Скука сразу погибла, разбиваясь о молодость и энтузиазм оптимизма! Чувственные девушки жадно ловили слова молодого пророка, великого идеей молодости и всепреодоления на своем пути. Одаривая его улыбками, взглядами и верой. Он весело шутил, и зал сотрясал здоровый раскатистый смех могучих легких молодежи, новых человеческих поколений. Главное, что был донесен смысл происходящего до людей. А ради этого ничего не жаль, никого не жалко!
Открываю глаза: кругом старая научная интеллигенция, местами не знающая науки, я один…
Все же Киев богат. Богат, древними монастырями, роскошными церквями, золочеными куполами — проглядывающими через шапку городской зелени. Киев, вообще, зеленый город, всюду деревья, кусты, высокая дурманящая трава. Местные жители очень гордятся этим.
Как и Рим, город Киев расположен на холмах, сколько их, подсчитать довольно сложно постороннему путнику. Дороги, улицы всюду прерываются глубокими спусками и высокими подъемами. По самому крутому склону зеленого холма на берегу Днепра ползет фуникулер — замысловатое сооружение, внешне сильно напоминающее обычный вагон метро, только наклоненный вверх, в гору, на сорок пять градусов примерно.
Вблизи светлой полоской блестит река. Сам Днепр широкий, но местами его великая ширина разрезана острыми, заросшими лесом, островками. Близ них белеют песчаные отмели, деревья нежно полощут свои длинные уставшие ветви в целебной воде древней реки, внутренне очищаясь от копоти и болезней.

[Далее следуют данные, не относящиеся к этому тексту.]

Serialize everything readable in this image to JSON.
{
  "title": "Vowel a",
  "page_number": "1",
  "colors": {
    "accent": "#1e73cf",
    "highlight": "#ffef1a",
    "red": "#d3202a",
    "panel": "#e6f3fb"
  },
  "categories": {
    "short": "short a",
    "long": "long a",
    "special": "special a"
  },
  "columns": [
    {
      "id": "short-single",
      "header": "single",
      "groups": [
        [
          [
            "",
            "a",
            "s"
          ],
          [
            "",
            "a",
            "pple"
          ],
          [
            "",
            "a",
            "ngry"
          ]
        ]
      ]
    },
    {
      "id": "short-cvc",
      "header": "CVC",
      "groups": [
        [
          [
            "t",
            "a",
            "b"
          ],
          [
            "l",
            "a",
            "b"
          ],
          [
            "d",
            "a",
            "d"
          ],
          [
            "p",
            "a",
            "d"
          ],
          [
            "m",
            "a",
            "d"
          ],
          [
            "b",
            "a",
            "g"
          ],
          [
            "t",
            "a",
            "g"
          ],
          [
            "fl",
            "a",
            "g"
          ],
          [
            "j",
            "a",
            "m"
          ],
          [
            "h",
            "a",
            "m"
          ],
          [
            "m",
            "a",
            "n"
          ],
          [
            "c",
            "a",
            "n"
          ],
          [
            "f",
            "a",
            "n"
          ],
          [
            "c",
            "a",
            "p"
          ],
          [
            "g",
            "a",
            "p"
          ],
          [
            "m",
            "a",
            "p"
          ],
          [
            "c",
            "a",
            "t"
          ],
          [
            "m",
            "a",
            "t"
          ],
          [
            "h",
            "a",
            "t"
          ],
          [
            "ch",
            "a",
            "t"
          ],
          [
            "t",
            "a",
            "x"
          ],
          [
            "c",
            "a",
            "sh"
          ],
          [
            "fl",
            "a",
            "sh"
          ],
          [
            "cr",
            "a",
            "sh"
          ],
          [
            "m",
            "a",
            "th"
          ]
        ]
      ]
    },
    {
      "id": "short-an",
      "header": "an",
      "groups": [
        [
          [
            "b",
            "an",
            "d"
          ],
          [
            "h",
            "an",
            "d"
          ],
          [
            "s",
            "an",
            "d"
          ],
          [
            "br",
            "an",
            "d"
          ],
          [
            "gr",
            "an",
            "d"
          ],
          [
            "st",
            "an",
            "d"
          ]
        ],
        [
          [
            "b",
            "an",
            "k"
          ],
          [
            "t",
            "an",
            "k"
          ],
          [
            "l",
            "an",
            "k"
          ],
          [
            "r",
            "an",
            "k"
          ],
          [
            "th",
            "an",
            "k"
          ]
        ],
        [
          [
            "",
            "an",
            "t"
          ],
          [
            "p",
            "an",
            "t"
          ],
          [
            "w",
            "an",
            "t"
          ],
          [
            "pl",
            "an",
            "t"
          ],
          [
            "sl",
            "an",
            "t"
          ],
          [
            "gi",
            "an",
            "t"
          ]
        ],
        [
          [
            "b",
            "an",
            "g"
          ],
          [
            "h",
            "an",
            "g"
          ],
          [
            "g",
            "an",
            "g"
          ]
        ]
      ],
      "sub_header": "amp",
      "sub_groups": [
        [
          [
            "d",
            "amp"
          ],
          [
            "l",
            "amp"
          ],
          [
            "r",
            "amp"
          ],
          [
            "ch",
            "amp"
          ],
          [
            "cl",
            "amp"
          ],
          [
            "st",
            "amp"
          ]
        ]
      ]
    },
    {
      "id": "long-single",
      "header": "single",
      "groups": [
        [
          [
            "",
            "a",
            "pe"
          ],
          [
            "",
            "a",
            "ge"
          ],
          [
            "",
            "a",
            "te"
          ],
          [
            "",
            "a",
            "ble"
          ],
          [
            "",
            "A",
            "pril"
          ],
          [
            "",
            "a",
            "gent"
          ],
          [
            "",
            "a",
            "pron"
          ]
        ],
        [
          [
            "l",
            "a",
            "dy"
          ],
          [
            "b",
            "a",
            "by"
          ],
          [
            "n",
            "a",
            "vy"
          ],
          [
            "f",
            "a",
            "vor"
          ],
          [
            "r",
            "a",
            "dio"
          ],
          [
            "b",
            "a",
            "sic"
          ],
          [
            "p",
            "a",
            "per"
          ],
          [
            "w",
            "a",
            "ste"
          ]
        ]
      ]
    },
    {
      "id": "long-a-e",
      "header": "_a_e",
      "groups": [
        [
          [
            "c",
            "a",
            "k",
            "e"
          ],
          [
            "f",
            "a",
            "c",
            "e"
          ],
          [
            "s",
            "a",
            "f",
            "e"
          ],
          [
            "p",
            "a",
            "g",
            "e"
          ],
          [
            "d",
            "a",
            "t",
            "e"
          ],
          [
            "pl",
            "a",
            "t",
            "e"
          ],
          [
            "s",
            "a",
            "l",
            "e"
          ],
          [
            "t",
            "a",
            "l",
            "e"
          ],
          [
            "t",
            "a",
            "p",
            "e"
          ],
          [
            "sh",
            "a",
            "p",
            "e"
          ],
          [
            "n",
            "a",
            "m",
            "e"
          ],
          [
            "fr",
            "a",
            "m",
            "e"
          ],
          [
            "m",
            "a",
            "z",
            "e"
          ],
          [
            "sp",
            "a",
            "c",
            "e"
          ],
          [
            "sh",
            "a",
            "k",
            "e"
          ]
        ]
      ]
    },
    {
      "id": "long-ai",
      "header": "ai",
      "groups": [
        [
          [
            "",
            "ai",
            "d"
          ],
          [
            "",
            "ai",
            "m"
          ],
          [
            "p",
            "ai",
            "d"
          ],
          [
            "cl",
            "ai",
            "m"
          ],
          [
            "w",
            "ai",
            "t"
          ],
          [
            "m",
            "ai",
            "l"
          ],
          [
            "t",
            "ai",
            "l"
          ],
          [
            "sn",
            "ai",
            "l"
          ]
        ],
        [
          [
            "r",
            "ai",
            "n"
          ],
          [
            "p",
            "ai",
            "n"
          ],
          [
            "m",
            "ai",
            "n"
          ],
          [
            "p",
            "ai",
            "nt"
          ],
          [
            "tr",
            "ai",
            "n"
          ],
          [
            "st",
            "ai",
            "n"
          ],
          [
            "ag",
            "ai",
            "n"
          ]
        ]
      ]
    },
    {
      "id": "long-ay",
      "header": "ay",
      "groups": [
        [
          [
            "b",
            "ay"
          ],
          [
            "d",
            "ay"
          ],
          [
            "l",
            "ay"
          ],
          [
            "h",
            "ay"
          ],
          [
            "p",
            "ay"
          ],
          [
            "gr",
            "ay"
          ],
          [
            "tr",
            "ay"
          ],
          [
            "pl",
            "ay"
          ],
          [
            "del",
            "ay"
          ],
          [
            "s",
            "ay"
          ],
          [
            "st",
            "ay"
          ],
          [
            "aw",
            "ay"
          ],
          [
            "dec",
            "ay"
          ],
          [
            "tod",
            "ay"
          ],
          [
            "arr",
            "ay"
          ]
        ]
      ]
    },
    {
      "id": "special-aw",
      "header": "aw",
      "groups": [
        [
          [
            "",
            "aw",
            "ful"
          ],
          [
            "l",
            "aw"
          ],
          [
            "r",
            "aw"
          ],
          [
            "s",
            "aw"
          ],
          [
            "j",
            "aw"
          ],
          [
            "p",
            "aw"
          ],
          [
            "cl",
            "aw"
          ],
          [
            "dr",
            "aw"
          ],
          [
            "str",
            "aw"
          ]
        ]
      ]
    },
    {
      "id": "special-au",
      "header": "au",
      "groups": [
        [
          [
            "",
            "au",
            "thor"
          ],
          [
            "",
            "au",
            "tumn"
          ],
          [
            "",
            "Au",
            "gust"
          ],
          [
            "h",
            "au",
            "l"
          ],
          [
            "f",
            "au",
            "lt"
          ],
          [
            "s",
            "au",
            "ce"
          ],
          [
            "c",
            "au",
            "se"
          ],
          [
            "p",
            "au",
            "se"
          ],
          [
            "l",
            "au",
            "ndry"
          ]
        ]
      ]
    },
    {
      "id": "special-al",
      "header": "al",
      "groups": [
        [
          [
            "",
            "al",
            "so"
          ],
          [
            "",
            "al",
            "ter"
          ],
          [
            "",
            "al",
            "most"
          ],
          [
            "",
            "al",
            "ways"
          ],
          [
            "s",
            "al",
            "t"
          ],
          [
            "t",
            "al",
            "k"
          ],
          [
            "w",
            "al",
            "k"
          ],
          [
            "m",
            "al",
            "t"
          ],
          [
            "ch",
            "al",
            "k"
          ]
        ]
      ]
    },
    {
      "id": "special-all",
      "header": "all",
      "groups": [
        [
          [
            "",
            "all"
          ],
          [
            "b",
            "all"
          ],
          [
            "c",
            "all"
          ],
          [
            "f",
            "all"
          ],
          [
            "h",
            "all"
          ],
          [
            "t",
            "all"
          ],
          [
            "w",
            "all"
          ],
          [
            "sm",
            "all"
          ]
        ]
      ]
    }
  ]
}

Город чист, распластан вширь на много километров, обвитый черствой канвой украинских хайвеев. Зеленая масса создает забавную шапку, точно скопление аккуратно завитых женских головок, окрашенных в радикальный зеленый цвет. Сквозь них сверху не видно ни улиц, ни домов, ни людей. Этот город вполне можно полюбить, переехать в него и жить. Жизнь в нем дешевле и прекрасней, чем в России. Многие так уже сделали, подчинившись киевской первозданной красоте! Многие уже серьезно подумывают о переезде, и лишь некоторые осознали это только что и ослепленные очевидностью этой идеи, сидят, задумчиво морща лбы голов. Все идет по плану!
Город объективно культурен. Довольно часто агрессивные автомобили с неуправляемыми владельцами за рулем уступают тебе дорогу, право первому перейти заветную дорожку. Даже если ты идешь на красный свет светофора. Всюду бесконечные «простите», «извините», «спасибо», «пожалуйста». Люди в большинстве своем без скрытой агрессии, с ясными открытыми лицами на головах, с чистыми суеверными глазами, большинство одето чисто и скромно, по-человечески. Хотя многим тут свойственно некое византийство и эклектика в одежде. После «культурной» столицы все это своей уверенной совокупностью сильно поражает. Люди наивны, доброжелательны, по-детски бескорыстны.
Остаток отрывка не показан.